A note on hierarchical hubbing for a generalization of the VPN problem

TL;DR

This paper demonstrates that the optimal hierarchical hubbing solution for a generalized VPN problem can be computed efficiently, extending the applicability of hierarchical hubbing in robust network design.

Contribution

It proves the polynomial-time computability of optimal hierarchical hubbing solutions for a broad generalization of the VPN problem.

Findings

Optimal hierarchical hubbing solutions can be found efficiently.

Extends hierarchical hubbing applicability to new VPN generalizations.

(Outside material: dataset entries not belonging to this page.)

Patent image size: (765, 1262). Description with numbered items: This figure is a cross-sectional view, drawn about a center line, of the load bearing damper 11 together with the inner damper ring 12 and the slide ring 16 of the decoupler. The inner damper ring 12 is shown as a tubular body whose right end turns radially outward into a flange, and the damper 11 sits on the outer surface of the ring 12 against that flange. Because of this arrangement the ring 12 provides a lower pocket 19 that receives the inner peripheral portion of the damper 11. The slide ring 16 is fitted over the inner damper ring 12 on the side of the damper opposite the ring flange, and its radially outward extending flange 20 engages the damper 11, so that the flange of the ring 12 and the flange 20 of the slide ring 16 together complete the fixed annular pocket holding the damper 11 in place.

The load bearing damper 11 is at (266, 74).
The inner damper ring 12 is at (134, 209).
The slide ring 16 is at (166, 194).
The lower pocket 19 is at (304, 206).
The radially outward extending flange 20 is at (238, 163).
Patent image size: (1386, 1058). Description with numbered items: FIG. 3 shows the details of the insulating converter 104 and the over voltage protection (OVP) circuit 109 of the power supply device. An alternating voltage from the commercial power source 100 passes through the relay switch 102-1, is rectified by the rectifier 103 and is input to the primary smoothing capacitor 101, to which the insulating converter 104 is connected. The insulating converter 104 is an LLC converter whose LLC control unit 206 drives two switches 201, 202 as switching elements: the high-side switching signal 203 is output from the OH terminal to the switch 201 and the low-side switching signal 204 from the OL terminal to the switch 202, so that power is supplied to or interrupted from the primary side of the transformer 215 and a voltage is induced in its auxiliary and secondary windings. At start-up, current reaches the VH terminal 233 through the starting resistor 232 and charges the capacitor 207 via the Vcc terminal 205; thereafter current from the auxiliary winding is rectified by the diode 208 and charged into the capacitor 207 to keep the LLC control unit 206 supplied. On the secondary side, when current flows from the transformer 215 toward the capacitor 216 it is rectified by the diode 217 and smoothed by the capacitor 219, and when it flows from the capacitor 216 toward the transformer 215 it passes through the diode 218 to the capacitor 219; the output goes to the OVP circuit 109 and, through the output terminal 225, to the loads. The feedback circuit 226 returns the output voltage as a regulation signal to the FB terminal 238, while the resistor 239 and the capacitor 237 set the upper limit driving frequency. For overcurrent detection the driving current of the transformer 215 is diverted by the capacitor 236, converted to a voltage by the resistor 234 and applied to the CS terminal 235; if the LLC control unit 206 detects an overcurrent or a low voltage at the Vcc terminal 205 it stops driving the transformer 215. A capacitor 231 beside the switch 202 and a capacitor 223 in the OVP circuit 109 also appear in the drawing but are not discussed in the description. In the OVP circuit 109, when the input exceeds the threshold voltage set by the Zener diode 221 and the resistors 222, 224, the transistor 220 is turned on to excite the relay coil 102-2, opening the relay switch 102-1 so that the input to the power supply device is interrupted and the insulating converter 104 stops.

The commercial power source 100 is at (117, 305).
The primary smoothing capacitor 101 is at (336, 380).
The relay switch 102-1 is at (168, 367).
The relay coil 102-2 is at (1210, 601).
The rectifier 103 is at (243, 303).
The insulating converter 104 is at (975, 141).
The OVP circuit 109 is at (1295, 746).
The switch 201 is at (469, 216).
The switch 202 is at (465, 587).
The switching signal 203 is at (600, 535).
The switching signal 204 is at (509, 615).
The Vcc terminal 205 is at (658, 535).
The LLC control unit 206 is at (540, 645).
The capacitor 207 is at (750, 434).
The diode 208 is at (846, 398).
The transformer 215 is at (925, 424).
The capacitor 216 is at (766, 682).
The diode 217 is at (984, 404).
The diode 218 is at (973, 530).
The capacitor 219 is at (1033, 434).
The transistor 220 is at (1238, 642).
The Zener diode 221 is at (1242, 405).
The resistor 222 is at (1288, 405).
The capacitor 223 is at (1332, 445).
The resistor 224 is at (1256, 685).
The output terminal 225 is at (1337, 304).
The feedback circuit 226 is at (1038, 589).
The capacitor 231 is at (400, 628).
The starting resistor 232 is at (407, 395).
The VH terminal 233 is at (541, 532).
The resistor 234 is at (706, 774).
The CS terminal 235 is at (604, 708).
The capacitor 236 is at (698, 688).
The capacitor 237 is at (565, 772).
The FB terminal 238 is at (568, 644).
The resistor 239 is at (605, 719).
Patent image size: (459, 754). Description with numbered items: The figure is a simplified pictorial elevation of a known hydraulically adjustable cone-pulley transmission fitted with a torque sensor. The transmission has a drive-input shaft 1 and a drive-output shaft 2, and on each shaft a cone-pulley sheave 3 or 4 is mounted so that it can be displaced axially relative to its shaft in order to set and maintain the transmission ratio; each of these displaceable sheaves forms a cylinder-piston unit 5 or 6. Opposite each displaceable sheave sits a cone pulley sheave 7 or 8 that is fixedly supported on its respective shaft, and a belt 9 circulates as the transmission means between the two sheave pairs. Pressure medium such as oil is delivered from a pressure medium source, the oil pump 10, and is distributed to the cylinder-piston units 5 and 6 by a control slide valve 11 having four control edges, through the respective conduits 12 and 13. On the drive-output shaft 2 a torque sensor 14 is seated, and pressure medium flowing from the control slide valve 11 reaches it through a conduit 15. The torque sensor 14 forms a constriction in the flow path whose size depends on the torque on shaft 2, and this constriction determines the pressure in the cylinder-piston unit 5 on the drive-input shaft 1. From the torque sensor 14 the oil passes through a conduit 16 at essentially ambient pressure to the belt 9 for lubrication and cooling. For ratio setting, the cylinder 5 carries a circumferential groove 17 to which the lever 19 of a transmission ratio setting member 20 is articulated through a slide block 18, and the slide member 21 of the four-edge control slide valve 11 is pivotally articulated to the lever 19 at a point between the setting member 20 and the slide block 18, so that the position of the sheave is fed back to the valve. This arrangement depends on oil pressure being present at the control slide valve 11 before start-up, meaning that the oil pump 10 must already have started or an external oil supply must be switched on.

Supports a generalized VPN Conjecture.

Abstract

Robust network design refers to a class of optimization problems that occur when designing networks to efficiently handle variable demands. The notion of "hierarchical hubbing" was introduced (in the narrow context of a specific robust network design question), by Olver and Shepherd [2010]. Hierarchical hubbing allows for routings with a multiplicity of "hubs" which are connected to the terminals and to each other in a treelike fashion. Recently, Fr\'echette et al. [2013] explored this notion much more generally, focusing on its applicability to an extension of the well-studied hose model that allows for upper bounds on individual point-to-point demands. In this paper, we consider hierarchical hubbing in the context of a previously studied (and extremely natural) generalization of the hose model, and prove that the optimal hierarchical hubbing solution can be found efficiently. This result is relevant to a recently proposed generalization of the "VPN Conjecture".